Bertahun-tahun rumahnya terendam banjir dan nyaris roboh. Kini, Sumar Sahid dan Supiyatun di Madiun punya rumah baru—buah gotong royong OPSHID yang jadi simbol ketabahan dan rasa syukur.
Rumah reyot berdinding rapuh milik Sumar Sahid (60) dan istrinya Supiyatun (55) di Dukuh Glonggong, Desa Tempursari, Kecamatan Wungu, kini berganti wajah. Bangunan yang dulu miring dan sering terendam banjir itu dibongkar, diganti Rumah Syukur Layak Huni Shiddiqiyyah Fatchan Mubina hasil gotong royong OPSHID Madiun.

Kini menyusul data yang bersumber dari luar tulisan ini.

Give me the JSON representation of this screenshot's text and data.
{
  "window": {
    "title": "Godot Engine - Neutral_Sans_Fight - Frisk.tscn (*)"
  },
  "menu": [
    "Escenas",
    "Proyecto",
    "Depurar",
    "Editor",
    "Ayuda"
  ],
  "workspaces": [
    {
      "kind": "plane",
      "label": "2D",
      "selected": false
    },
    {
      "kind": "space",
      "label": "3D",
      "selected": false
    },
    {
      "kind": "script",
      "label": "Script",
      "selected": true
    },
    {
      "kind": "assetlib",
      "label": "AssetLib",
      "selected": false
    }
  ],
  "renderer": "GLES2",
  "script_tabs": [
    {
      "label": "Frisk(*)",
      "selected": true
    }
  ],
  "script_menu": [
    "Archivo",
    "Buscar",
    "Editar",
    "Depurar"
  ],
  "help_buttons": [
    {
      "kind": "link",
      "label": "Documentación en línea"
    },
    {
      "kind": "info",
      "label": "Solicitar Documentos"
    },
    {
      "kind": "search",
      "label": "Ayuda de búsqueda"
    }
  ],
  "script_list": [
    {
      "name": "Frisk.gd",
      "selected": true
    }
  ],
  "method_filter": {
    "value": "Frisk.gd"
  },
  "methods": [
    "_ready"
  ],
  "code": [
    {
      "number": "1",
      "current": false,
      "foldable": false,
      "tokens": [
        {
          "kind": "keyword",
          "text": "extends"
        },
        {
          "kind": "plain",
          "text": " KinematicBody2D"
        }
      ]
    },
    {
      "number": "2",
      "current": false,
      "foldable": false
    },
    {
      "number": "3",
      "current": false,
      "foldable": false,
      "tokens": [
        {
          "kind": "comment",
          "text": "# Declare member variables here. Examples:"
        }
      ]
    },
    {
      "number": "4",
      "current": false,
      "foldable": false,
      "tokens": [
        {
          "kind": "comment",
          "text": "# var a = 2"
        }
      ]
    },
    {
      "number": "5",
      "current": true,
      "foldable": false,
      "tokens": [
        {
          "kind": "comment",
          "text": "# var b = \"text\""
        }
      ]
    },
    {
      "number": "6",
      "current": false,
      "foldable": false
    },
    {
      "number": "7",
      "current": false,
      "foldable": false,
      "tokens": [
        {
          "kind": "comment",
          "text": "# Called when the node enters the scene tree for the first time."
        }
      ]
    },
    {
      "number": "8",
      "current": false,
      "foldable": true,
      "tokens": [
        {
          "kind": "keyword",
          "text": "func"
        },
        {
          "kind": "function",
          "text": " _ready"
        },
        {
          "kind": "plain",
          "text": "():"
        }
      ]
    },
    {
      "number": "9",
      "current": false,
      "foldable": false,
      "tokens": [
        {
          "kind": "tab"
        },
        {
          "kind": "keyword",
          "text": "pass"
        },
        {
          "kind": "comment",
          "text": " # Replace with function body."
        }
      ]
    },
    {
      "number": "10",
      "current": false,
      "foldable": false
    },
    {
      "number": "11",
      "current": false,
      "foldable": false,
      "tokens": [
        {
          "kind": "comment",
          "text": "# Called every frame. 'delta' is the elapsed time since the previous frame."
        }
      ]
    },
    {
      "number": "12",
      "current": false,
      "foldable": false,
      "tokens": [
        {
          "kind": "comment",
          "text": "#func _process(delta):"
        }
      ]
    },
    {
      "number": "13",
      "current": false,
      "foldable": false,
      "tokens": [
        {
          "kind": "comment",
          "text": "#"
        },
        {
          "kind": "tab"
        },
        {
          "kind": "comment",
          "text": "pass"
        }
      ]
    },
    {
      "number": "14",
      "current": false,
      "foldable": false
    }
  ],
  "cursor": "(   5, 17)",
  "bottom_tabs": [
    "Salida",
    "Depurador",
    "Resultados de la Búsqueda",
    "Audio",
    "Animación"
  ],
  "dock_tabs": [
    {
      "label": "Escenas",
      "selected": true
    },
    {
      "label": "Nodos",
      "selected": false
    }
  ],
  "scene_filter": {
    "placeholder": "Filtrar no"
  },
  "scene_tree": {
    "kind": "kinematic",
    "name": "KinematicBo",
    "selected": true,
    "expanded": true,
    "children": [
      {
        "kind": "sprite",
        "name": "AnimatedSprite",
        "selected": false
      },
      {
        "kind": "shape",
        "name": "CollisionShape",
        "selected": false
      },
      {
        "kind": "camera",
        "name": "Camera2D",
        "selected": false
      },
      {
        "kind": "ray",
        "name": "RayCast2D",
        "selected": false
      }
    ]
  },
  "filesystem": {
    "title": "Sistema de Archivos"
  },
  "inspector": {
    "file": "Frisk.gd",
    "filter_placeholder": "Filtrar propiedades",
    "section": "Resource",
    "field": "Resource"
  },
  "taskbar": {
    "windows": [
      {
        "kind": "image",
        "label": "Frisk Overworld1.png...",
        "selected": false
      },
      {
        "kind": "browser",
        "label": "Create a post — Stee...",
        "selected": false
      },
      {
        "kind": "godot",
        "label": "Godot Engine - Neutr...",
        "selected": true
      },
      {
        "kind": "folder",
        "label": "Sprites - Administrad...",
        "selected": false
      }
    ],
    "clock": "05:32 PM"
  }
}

“Alhamdulillah, mungkin doa-doa kami dijabah Allah. Lewat OPSHID kami dapat bantuan rumah,” ujar Sumar haru.
Pondasi rumah baru dibikin setinggi satu meter, untuk menyesuaikan kondisi tanah yang rawan banjir. “Biasanya rumah itu tenggelam, jadi kami naikkan pondasinya,” kata Pujiantoro, penanggung jawab proyek.
Rumah berukuran 5×7 meter itu ditargetkan rampung sebelum Hari Sumpah Pemuda, 28 Oktober 2025. “Matur suwon yang sebesar-besarnya atas bantuan Pemuda Shiddiqiyyah,” kata Sumar bersyukur.

Tetap Tegar di Tengah Keterbatasan
Sehari-hari, Sumar beternak lele. Karena tak mampu membeli pakan, ia memanfaatkan ayam mati mendadak (tiren) dari warga sekitar. Meski sakit pasca-patah tulang dan istrinya menderita sakit lutut, keduanya tetap semangat bekerja dan bersyukur.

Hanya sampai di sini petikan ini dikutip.